Title | : | Segmentation of Speech into Phones Using Signal Processing Cues and HMMs in Tandem |
Speaker | : | Aswin Shanmugam S (IITM) |
Details | : | Tue, 28 Apr, 2015 3:00 PM @ BSB 361 |
Abstract: | : | The most popular method for automatic segmentation is embedded re-estimation of monophone hidden Markov models (HMM’s) after flat start initialization, followed by forced alignment. This method may not yield accurate boundaries. To address this issue, short-time energy (STE) and sub-band spectral flux are used as acoutic cues to correct syllable boundaries. Syllable is the fundamental unit of speech production. Time domain and spectral cues available in the speech signal are exploited to obtain syllable boundaries.
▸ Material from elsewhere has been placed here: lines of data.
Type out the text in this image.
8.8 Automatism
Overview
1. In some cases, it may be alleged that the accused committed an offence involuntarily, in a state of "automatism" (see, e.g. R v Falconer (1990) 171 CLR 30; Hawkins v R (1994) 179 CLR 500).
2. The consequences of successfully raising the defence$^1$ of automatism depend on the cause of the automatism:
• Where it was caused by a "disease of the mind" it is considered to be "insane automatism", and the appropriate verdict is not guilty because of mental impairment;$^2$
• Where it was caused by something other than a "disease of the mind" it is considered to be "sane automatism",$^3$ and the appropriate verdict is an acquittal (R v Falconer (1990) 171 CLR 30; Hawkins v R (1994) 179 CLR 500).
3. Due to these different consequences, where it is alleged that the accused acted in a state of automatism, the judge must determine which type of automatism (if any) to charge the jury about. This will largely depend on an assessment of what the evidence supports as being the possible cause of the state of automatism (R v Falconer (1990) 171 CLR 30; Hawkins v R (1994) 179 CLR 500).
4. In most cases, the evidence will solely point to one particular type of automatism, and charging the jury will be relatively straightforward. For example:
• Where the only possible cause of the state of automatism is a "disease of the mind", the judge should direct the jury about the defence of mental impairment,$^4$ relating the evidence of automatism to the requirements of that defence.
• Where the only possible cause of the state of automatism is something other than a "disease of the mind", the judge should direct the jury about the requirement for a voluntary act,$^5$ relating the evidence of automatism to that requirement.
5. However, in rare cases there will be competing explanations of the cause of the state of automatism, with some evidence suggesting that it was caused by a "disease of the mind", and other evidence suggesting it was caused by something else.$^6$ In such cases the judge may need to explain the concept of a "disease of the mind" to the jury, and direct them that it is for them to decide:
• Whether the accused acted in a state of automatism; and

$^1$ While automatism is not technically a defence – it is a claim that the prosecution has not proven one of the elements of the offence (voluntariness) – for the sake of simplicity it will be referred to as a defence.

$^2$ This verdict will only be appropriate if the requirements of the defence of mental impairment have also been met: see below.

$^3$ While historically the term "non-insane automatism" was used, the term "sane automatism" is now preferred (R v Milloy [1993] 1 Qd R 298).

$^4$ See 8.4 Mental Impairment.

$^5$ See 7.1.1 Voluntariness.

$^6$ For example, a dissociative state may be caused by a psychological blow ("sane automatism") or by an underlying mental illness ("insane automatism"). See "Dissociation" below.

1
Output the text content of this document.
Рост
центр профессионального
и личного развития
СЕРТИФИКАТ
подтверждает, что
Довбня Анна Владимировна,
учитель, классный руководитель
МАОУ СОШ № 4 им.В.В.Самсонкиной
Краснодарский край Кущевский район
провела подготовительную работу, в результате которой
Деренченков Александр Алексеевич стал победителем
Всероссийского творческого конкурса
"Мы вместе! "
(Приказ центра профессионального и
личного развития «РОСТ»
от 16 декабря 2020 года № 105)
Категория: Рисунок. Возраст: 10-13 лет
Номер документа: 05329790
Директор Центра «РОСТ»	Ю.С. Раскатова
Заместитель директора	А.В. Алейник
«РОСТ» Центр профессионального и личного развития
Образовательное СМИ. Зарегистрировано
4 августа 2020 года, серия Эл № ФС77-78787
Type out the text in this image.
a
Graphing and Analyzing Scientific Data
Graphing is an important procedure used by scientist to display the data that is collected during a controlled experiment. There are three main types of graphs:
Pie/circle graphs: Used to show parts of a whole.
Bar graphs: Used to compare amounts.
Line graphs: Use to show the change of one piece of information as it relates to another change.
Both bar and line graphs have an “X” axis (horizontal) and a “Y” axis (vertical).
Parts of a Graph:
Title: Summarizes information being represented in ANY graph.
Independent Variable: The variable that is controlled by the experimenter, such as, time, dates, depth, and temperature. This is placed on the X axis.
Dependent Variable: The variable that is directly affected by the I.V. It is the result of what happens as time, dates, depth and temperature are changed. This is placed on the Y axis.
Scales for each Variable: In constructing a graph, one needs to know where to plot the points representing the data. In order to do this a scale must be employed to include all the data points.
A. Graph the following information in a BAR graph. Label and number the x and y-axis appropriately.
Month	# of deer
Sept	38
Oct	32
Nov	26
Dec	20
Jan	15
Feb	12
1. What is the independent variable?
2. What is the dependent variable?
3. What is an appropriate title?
The HMM based embedded reestimation is then restricted to the syllable boundaries as opposed to that of the entire speech utterance. Accurate monophone HMM models are thus obtained. Forced alignment is performed within the syllable to obtain phone level segmentation. Essentially signal processing for detecting syllable boundaries and HMM’s for acoustic modeling of phones work in tandem to obtain accurate segmentation at both phone and syllable levels. Considering phones and syllables as basic units, HMM based speech synthesis systems (HTS) are built using the proposed segmentation method for Tamil and Hindi. Listening tests indicate that the quality of synthesis improves significantly. |